Speaking at the Neural Information Processing Society (NIPS) conference in Montreal this week, Jeff Dean, the computer scientist at Google who leads the TensorFlow effort, said that the software is being used for a growing number of experimental projects outside the company.
These include software that generates captions for images and code that translates the documentation for TensorFlow into Chinese. Another project uses TensorFlow to generate artificial artwork. “It’s still pretty early,” Dean said after the talk. “People are trying to understand what it’s best at.”
TensorFlow grew out of a project at Google, called Google Brain, aimed at applying various kinds of neural network machine learning to products and services across the company. The reach of Google Brain has grown dramatically in recent years. Dean said that the number of projects at Google that involve Google Brain has grown from a handful in early 2014 to more than 600 today.
Most recently, the Google Brain helped develop Smart Reply, a system that automatically recommends a quick response to messages in Gmail after it scans the text of an incoming message. The neural network technique used to develop Smart Reply was presented by Google researchers at the NIPS conference last year.
Dean expects deep learning and machine learning to have a similar impact on many other companies. “There is a vast array of ways in which machine learning is influencing lots of different products and industries,” he said. For example, the technique is being tested in many industries that try to make predictions from large amounts of data, ranging from retail to insurance.

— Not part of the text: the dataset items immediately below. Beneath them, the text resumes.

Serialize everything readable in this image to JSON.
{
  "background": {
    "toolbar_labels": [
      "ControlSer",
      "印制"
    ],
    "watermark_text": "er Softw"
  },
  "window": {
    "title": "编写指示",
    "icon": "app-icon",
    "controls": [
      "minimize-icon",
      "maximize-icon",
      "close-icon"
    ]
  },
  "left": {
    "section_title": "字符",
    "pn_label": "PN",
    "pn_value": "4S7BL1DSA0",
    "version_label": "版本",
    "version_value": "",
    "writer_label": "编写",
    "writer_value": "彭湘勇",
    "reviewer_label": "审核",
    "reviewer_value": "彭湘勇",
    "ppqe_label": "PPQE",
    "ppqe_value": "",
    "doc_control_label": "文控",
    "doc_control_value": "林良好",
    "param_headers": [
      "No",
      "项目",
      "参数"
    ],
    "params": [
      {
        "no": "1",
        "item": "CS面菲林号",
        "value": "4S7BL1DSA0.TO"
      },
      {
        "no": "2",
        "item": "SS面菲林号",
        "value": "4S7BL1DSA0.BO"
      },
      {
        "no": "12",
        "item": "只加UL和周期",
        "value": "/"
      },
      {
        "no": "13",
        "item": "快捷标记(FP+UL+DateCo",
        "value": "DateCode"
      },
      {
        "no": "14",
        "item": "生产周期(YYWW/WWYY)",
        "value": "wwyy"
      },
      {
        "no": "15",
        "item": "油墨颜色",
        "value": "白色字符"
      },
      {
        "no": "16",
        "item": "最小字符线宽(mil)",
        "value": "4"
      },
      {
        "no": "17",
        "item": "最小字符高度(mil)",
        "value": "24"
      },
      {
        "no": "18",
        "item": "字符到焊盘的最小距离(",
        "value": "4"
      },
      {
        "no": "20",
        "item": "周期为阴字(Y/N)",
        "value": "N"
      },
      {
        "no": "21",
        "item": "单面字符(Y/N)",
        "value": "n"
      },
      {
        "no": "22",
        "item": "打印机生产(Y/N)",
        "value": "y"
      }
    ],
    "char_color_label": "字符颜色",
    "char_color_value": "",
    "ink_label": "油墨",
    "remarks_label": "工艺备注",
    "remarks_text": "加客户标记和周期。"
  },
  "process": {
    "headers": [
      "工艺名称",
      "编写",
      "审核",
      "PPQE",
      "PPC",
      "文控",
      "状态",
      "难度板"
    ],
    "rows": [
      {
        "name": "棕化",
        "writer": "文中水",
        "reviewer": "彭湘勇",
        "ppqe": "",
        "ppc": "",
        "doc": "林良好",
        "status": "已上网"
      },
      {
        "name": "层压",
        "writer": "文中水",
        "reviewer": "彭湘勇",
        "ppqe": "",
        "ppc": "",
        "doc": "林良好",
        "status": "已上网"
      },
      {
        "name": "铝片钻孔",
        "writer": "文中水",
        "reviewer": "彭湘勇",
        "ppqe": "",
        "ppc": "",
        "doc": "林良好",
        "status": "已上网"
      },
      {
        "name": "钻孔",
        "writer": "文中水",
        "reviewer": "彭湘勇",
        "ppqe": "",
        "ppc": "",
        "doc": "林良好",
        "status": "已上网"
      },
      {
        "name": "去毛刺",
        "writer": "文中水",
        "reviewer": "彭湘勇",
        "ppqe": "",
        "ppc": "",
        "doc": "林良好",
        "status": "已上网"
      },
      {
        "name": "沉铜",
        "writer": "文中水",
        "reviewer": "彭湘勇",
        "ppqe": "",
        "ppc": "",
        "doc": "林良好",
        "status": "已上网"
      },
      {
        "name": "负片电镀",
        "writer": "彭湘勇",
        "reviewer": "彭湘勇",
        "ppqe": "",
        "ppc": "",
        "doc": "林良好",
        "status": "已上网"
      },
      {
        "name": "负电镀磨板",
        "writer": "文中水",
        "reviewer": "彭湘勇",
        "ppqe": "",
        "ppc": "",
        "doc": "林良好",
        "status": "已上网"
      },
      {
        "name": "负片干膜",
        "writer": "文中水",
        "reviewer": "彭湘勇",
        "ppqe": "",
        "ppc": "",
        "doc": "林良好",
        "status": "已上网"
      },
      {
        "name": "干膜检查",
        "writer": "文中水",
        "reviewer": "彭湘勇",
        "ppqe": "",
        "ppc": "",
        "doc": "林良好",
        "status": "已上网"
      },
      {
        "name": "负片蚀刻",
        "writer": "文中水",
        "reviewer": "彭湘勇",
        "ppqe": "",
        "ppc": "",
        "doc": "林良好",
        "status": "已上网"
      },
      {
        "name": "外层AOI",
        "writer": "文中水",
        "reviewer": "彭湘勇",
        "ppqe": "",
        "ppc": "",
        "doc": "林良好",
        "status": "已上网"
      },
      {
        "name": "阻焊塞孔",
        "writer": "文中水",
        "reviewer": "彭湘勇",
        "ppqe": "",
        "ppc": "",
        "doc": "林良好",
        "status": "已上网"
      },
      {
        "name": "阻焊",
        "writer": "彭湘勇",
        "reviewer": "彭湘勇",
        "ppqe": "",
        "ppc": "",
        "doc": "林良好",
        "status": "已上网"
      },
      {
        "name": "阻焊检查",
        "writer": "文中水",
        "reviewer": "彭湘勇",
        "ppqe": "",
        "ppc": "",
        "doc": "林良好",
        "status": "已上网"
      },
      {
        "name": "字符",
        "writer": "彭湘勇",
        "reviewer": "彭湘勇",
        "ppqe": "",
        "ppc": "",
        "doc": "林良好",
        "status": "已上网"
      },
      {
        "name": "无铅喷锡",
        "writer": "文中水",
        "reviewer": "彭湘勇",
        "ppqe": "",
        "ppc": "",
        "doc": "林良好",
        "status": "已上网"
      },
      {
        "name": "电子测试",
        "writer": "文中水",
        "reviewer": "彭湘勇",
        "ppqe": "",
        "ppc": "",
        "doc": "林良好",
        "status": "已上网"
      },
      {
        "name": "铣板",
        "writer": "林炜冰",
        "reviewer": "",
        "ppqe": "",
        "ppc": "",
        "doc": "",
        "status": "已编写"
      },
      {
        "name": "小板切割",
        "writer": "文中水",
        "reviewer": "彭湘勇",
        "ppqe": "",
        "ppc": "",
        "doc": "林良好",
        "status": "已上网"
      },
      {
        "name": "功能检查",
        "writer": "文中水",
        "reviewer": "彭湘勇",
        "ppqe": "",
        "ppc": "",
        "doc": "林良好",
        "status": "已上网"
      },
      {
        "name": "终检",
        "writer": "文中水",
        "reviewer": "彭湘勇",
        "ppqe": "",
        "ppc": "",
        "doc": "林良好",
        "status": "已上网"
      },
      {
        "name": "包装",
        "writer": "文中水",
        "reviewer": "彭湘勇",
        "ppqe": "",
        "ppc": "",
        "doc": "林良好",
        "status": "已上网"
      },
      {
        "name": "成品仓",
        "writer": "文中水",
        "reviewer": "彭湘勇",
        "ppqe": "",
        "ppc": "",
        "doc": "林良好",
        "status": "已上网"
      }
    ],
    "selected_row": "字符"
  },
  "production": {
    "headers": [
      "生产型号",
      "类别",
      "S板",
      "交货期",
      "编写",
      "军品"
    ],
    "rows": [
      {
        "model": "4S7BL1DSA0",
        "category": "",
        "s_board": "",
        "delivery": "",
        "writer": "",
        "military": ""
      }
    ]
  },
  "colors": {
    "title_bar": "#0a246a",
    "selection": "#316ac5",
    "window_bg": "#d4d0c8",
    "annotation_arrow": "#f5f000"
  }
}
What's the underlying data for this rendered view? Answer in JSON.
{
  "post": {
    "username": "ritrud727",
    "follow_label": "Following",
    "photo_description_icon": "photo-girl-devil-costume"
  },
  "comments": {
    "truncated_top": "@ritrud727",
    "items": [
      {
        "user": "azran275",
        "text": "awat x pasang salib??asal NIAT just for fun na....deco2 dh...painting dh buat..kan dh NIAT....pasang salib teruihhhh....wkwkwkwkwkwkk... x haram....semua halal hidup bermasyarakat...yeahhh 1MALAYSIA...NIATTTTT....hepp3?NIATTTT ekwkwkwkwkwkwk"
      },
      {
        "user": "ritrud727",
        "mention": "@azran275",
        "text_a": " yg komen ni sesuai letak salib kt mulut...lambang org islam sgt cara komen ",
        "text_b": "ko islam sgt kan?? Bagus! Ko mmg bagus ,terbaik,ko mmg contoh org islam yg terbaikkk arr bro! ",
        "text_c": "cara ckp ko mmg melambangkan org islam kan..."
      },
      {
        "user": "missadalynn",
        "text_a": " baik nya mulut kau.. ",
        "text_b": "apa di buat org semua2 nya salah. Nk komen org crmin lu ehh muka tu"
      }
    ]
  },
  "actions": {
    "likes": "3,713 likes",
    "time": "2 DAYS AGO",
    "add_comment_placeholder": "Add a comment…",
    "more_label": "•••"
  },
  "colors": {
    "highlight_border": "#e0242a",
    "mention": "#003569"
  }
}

Google was able to give away the code for TensorFlow because the data it owns is a far more valuable asset for building a powerful AI engine. The company hopes that the open-source code will help it establish itself as a leader in machine learning and foster relationships with collaborators and future employees. TensorFlow “gives us a common language to speak, in some sense,” Dean said. “We get benefits from having people we hire who have been using TensorFlow. It’s not like it’s completely altruistic.”
A neural network consists of layers of virtual neurons that fire in a cascade in response to input. A network “learns” as the sensitivity of these neurons is tuned to match particular input and output, and having many layers makes it possible to recognize more abstract features, such as a face in a photograph.
TensorFlow is now one of several open-source deep learning software libraries, and its performance currently lags behind some other libraries for certain tasks. However, it is designed to be easy to use, and it can easily be ported between different hardware. And Dean says his team is hard at work trying to improve its performance.
In the race to dominate machine learning and attract the best talent, however, other companies may release competing AI engines of their own.